Base64 Authentication on Ajax API call

Question

I'm trying to get a basic API call to work however the API provider does not offer any developer support. They require that each call send in a base64 basic authentication header. When I use their online API testing utility my keys are valid but I can not get it to work within my own code or in a JSFiddle.net. I even tried to copy the "Authentication: Basic ...." value that is returned from the testing utility within my code and that did not work.

I have looked at numerous examples within Stackoverflow and I use similar code for other APIs with no problem. The base64 basic auth is new to me and when I run the code in IE the debugger states a syntax error which I can't find. I was expecting a 401 error if any error was to occur.

Any thoughts on the error or additional ways to debug it?

$(document).ready(function() {
    var mySecret = "somevalue";
    var myClientId = "somevalue";
    $.ajax({
        url: "https://www.udemy.com/api-2.0/courses/",
        type: 'GET', 
        dataType: "json", 
        contentType: "text/plain",
        beforeSend: function (xhr) {
            xhr.setRequestHeader("Authorization", "Basic " + btoa(myClientId+":"+ mySecret));
        },
        success: function(data) {
            alert("hi");
        }
    }); 
});

Answer 1

What you've probably got here is a problem with CORS or Cross Origin Resource Sharing. It prevents sites from arbitrarily making requests to willy nilly. The reasons for it are complicated, but it keeps you safe!
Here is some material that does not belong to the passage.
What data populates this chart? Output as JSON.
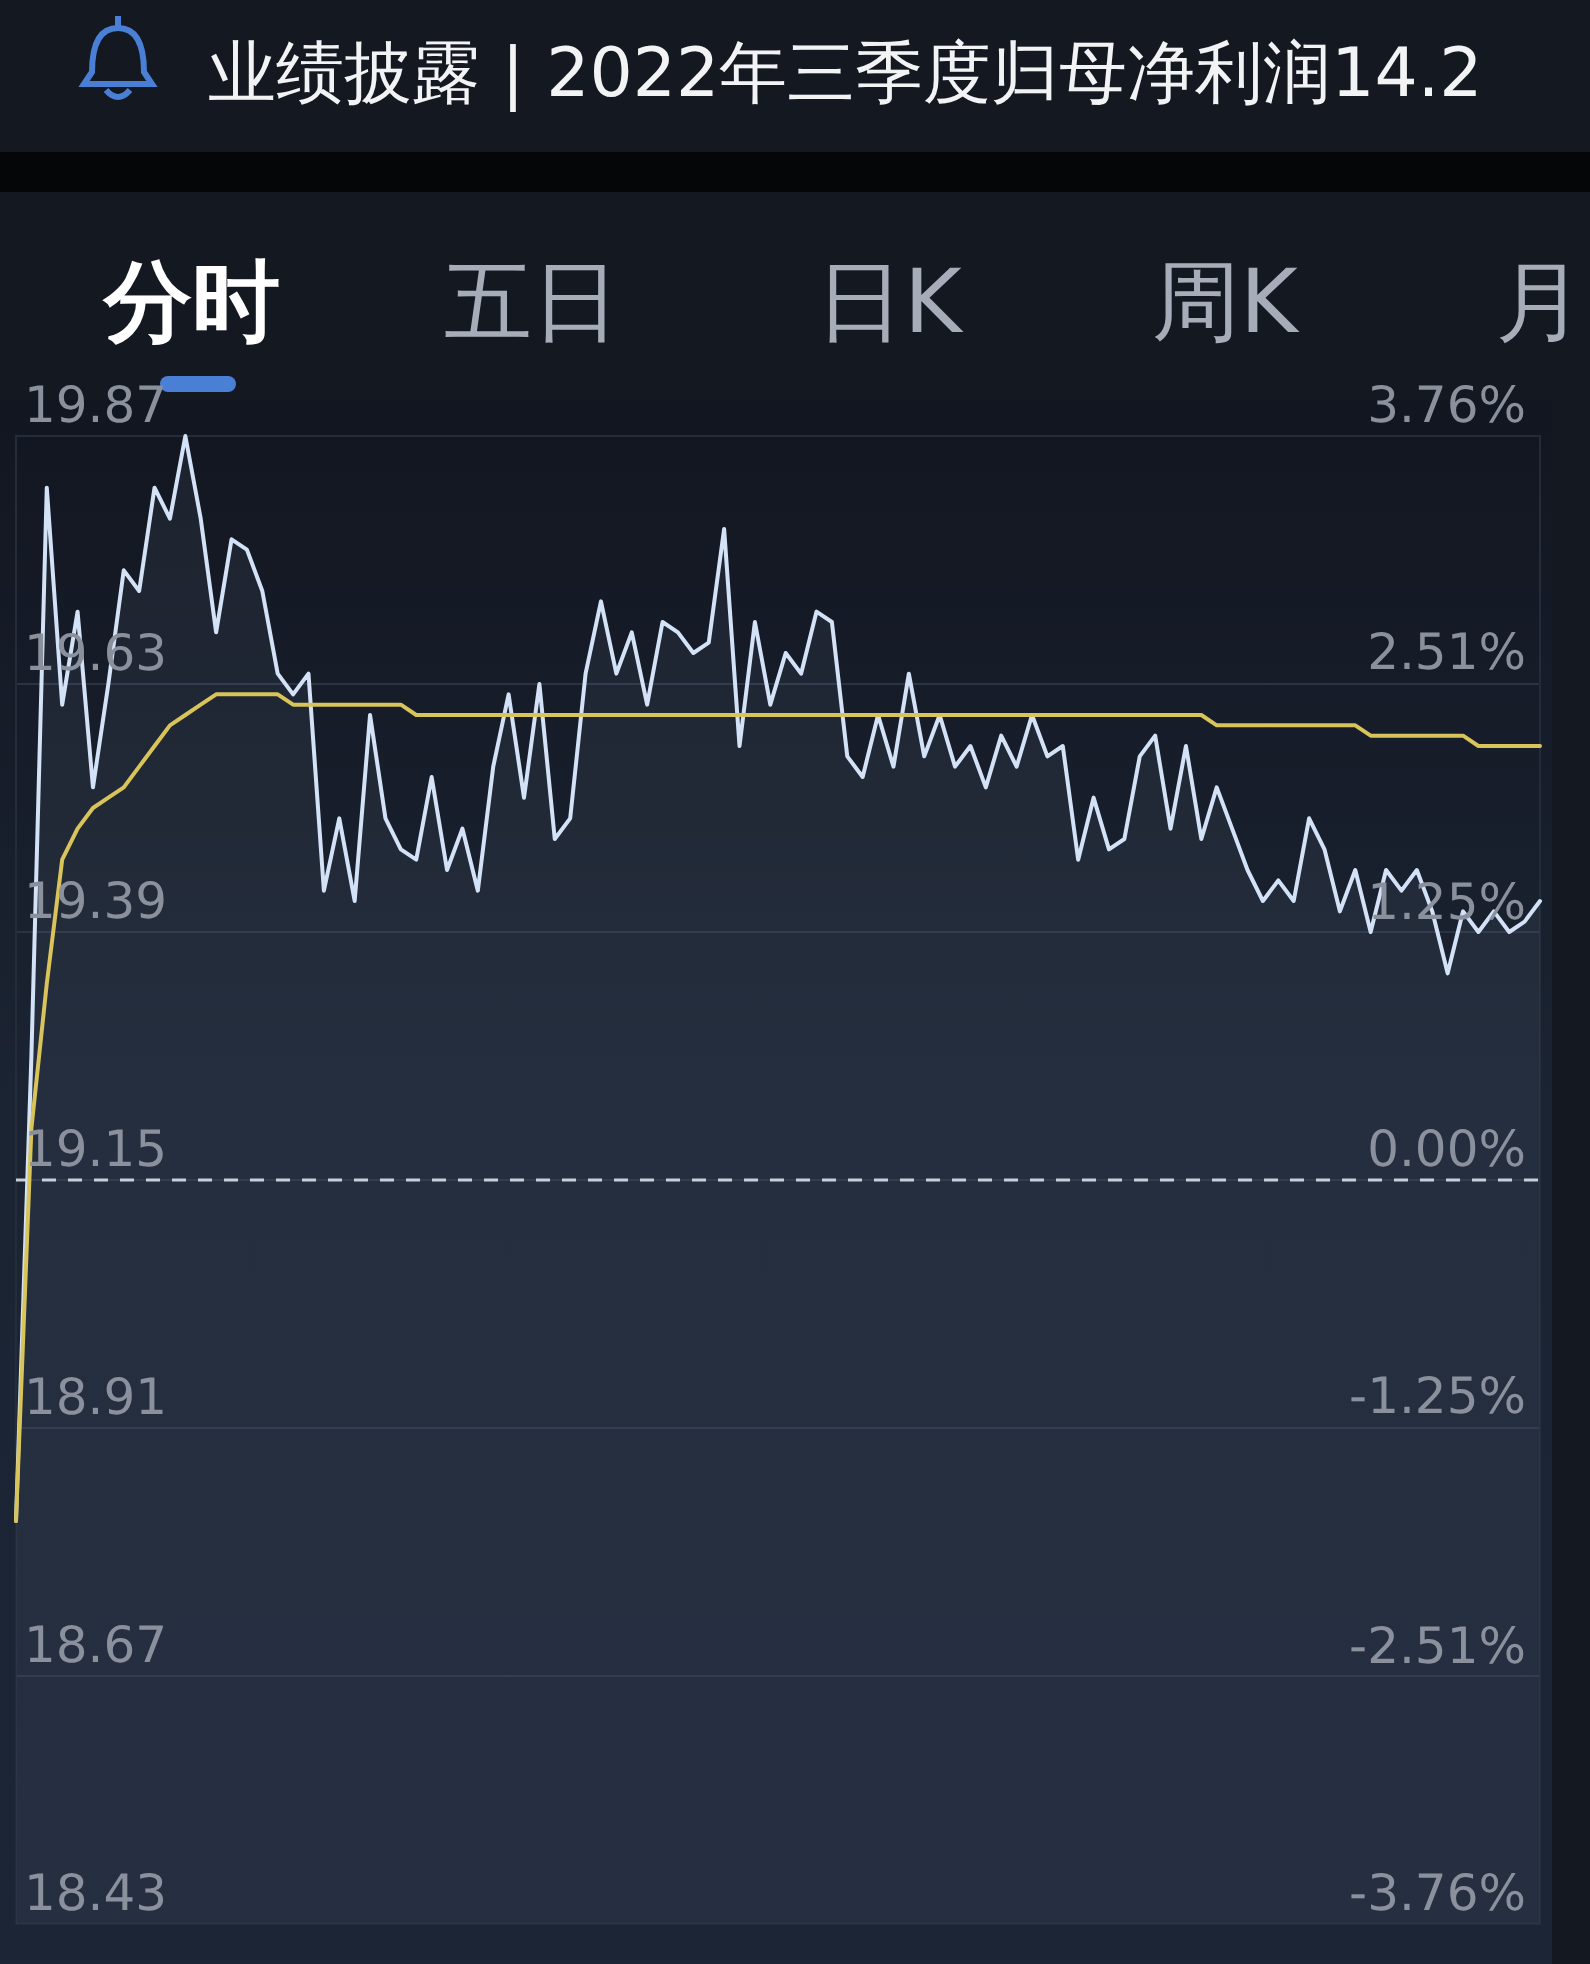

Although, it's a major pain.

Fire up your handy dandy Chrome Dev Tools and take a look at what's actually happening to that network request. It definitely doesn't work in JSFiddle because of the same-origin policy (CORs).
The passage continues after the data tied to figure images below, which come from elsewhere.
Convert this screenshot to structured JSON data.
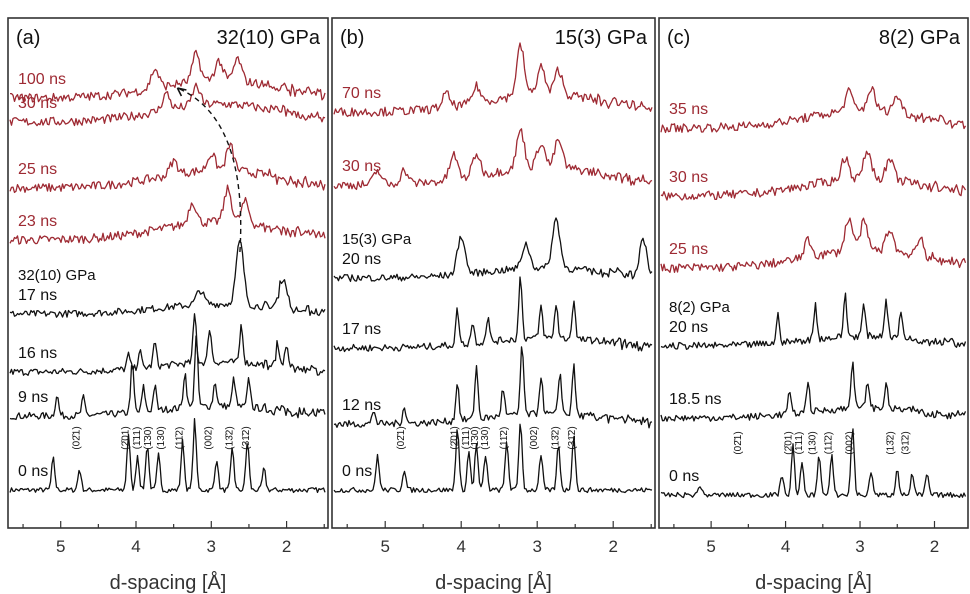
{
  "colors": {
    "shocked_red": "#9e2a33",
    "black": "#111111"
  },
  "chart_data": [
    {
      "type": "line",
      "panel": "(a)",
      "pressure": "32(10) GPa",
      "xlabel": "d-spacing [Å]",
      "xlim": [
        5.7,
        1.45
      ],
      "x_ticks": [
        5,
        4,
        3,
        2
      ],
      "x_tick_labels": [
        "5",
        "4",
        "3",
        "2"
      ],
      "series": [
        {
          "name": "0 ns",
          "color": "black",
          "peaks": [
            [
              5.1,
              0.45
            ],
            [
              4.75,
              0.3
            ],
            [
              4.1,
              0.8
            ],
            [
              3.98,
              0.5
            ],
            [
              3.85,
              0.65
            ],
            [
              3.7,
              0.5
            ],
            [
              3.38,
              0.7
            ],
            [
              3.22,
              1.0
            ],
            [
              2.93,
              0.45
            ],
            [
              2.72,
              0.6
            ],
            [
              2.52,
              0.7
            ],
            [
              2.3,
              0.3
            ]
          ]
        },
        {
          "name": "9 ns",
          "color": "black",
          "peaks": [
            [
              5.05,
              0.3
            ],
            [
              4.7,
              0.25
            ],
            [
              4.05,
              0.7
            ],
            [
              3.9,
              0.35
            ],
            [
              3.75,
              0.35
            ],
            [
              3.35,
              0.5
            ],
            [
              3.2,
              1.0
            ],
            [
              2.95,
              0.35
            ],
            [
              2.7,
              0.4
            ],
            [
              2.5,
              0.4
            ]
          ]
        },
        {
          "name": "16 ns",
          "color": "black",
          "peaks": [
            [
              4.1,
              0.2
            ],
            [
              3.95,
              0.25
            ],
            [
              3.75,
              0.35
            ],
            [
              3.22,
              0.7
            ],
            [
              3.02,
              0.5
            ],
            [
              2.6,
              0.55
            ],
            [
              2.12,
              0.35
            ],
            [
              2.0,
              0.3
            ]
          ]
        },
        {
          "name": "17 ns",
          "label_pressure": "32(10) GPa",
          "color": "black",
          "peaks": [
            [
              3.15,
              0.2
            ],
            [
              2.62,
              0.9
            ],
            [
              2.05,
              0.45
            ]
          ]
        },
        {
          "name": "23 ns",
          "color": "red",
          "peaks": [
            [
              3.25,
              0.4
            ],
            [
              2.78,
              0.6
            ],
            [
              2.55,
              0.4
            ]
          ]
        },
        {
          "name": "25 ns",
          "color": "red",
          "peaks": [
            [
              3.5,
              0.25
            ],
            [
              3.0,
              0.3
            ],
            [
              2.75,
              0.45
            ]
          ]
        },
        {
          "name": "30 ns",
          "color": "red",
          "peaks": [
            [
              3.6,
              0.3
            ],
            [
              3.2,
              0.35
            ]
          ]
        },
        {
          "name": "100 ns",
          "color": "red",
          "peaks": [
            [
              3.75,
              0.35
            ],
            [
              3.2,
              0.5
            ],
            [
              2.9,
              0.35
            ],
            [
              2.65,
              0.4
            ]
          ]
        }
      ],
      "peak_labels": [
        {
          "d": 4.75,
          "hkl": "(02̄1)"
        },
        {
          "d": 4.1,
          "hkl": "(2̄01)"
        },
        {
          "d": 3.95,
          "hkl": "(1̄11)"
        },
        {
          "d": 3.8,
          "hkl": "(1̄30)"
        },
        {
          "d": 3.63,
          "hkl": "(130)"
        },
        {
          "d": 3.38,
          "hkl": "(11̄2)"
        },
        {
          "d": 3.0,
          "hkl": "(002)"
        },
        {
          "d": 2.72,
          "hkl": "(13̄2)"
        },
        {
          "d": 2.5,
          "hkl": "(31̄2)"
        }
      ]
    },
    {
      "type": "line",
      "panel": "(b)",
      "pressure": "15(3) GPa",
      "xlabel": "d-spacing [Å]",
      "xlim": [
        5.7,
        1.45
      ],
      "x_ticks": [
        5,
        4,
        3,
        2
      ],
      "x_tick_labels": [
        "5",
        "4",
        "3",
        "2"
      ],
      "series": [
        {
          "name": "0 ns",
          "color": "black",
          "peaks": [
            [
              5.1,
              0.5
            ],
            [
              4.75,
              0.3
            ],
            [
              4.05,
              0.9
            ],
            [
              3.9,
              0.55
            ],
            [
              3.8,
              0.65
            ],
            [
              3.68,
              0.5
            ],
            [
              3.4,
              0.7
            ],
            [
              3.22,
              1.0
            ],
            [
              2.95,
              0.5
            ],
            [
              2.72,
              0.65
            ],
            [
              2.52,
              0.8
            ]
          ]
        },
        {
          "name": "12 ns",
          "color": "black",
          "peaks": [
            [
              5.15,
              0.2
            ],
            [
              4.75,
              0.25
            ],
            [
              4.05,
              0.55
            ],
            [
              3.8,
              0.75
            ],
            [
              3.45,
              0.4
            ],
            [
              3.2,
              1.0
            ],
            [
              2.95,
              0.55
            ],
            [
              2.7,
              0.6
            ],
            [
              2.52,
              0.7
            ]
          ]
        },
        {
          "name": "17 ns",
          "color": "black",
          "peaks": [
            [
              4.05,
              0.5
            ],
            [
              3.85,
              0.3
            ],
            [
              3.65,
              0.35
            ],
            [
              3.22,
              0.9
            ],
            [
              2.95,
              0.45
            ],
            [
              2.75,
              0.5
            ],
            [
              2.52,
              0.55
            ]
          ]
        },
        {
          "name": "20 ns",
          "label_pressure": "15(3) GPa",
          "color": "black",
          "peaks": [
            [
              4.0,
              0.55
            ],
            [
              3.15,
              0.35
            ],
            [
              2.75,
              0.7
            ],
            [
              1.6,
              0.5
            ]
          ]
        },
        {
          "name": "30 ns",
          "color": "red",
          "peaks": [
            [
              5.1,
              0.25
            ],
            [
              4.75,
              0.25
            ],
            [
              4.1,
              0.45
            ],
            [
              3.8,
              0.4
            ],
            [
              3.22,
              0.7
            ],
            [
              2.95,
              0.45
            ],
            [
              2.72,
              0.5
            ]
          ]
        },
        {
          "name": "70 ns",
          "color": "red",
          "peaks": [
            [
              4.2,
              0.25
            ],
            [
              3.8,
              0.3
            ],
            [
              3.22,
              0.9
            ],
            [
              2.95,
              0.5
            ],
            [
              2.72,
              0.45
            ]
          ]
        }
      ],
      "peak_labels": [
        {
          "d": 4.75,
          "hkl": "(02̄1)"
        },
        {
          "d": 4.05,
          "hkl": "(2̄01)"
        },
        {
          "d": 3.9,
          "hkl": "(1̄11)"
        },
        {
          "d": 3.78,
          "hkl": "(1̄30)"
        },
        {
          "d": 3.65,
          "hkl": "(130)"
        },
        {
          "d": 3.4,
          "hkl": "(11̄2)"
        },
        {
          "d": 3.0,
          "hkl": "(002)"
        },
        {
          "d": 2.72,
          "hkl": "(13̄2)"
        },
        {
          "d": 2.5,
          "hkl": "(31̄2)"
        }
      ]
    },
    {
      "type": "line",
      "panel": "(c)",
      "pressure": "8(2) GPa",
      "xlabel": "d-spacing [Å]",
      "xlim": [
        5.7,
        1.55
      ],
      "x_ticks": [
        5,
        4,
        3,
        2
      ],
      "x_tick_labels": [
        "5",
        "4",
        "3",
        "2"
      ],
      "series": [
        {
          "name": "0 ns",
          "color": "black",
          "peaks": [
            [
              5.15,
              0.15
            ],
            [
              4.05,
              0.3
            ],
            [
              3.9,
              0.7
            ],
            [
              3.78,
              0.45
            ],
            [
              3.55,
              0.6
            ],
            [
              3.38,
              0.55
            ],
            [
              3.1,
              1.0
            ],
            [
              2.85,
              0.35
            ],
            [
              2.5,
              0.4
            ],
            [
              2.3,
              0.3
            ],
            [
              2.1,
              0.3
            ]
          ]
        },
        {
          "name": "18.5 ns",
          "color": "black",
          "peaks": [
            [
              3.95,
              0.3
            ],
            [
              3.7,
              0.45
            ],
            [
              3.1,
              0.7
            ],
            [
              2.9,
              0.4
            ],
            [
              2.65,
              0.35
            ]
          ]
        },
        {
          "name": "20 ns",
          "label_pressure": "8(2) GPa",
          "color": "black",
          "peaks": [
            [
              4.1,
              0.4
            ],
            [
              3.6,
              0.5
            ],
            [
              3.2,
              0.6
            ],
            [
              2.95,
              0.45
            ],
            [
              2.65,
              0.55
            ],
            [
              2.45,
              0.35
            ]
          ]
        },
        {
          "name": "25 ns",
          "color": "red",
          "peaks": [
            [
              3.7,
              0.3
            ],
            [
              3.15,
              0.6
            ],
            [
              2.95,
              0.5
            ],
            [
              2.6,
              0.4
            ],
            [
              2.2,
              0.3
            ]
          ]
        },
        {
          "name": "30 ns",
          "color": "red",
          "peaks": [
            [
              3.2,
              0.4
            ],
            [
              2.9,
              0.5
            ],
            [
              2.6,
              0.35
            ]
          ]
        },
        {
          "name": "35 ns",
          "color": "red",
          "peaks": [
            [
              3.15,
              0.35
            ],
            [
              2.85,
              0.4
            ],
            [
              2.5,
              0.3
            ]
          ]
        }
      ],
      "peak_labels": [
        {
          "d": 4.6,
          "hkl": "(02̄1)"
        },
        {
          "d": 3.92,
          "hkl": "(2̄01)"
        },
        {
          "d": 3.78,
          "hkl": "(1̄11)"
        },
        {
          "d": 3.6,
          "hkl": "(130)"
        },
        {
          "d": 3.38,
          "hkl": "(11̄2)"
        },
        {
          "d": 3.1,
          "hkl": "(002)"
        },
        {
          "d": 2.55,
          "hkl": "(13̄2)"
        },
        {
          "d": 2.35,
          "hkl": "(31̄2)"
        }
      ]
    }
  ]
}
You can get the JSON in the Browser because that's not a Cross Site Request. Look at which headers are being sent back and forth, and see if there's a way in your Udemy API portal to set an acceptable Origin for the Allow-Origin header. Your IP address probably if you're working locally.

Answer 2

You can encode like this:

var header = {"Authorization": "Basic " + btoa(username + ":" + password)};

Add the header to the ajax call like this:

$.ajax({
    url: "https://www.udemy.com/api-2.0/courses/",
    type: 'GET', 
    dataType: "json", 
    contentType: "text/plain",
    header,
    success: function(data) {
        alert("hi");
    }
}); 

This works for me anyways. You'll need CORS too as suggested.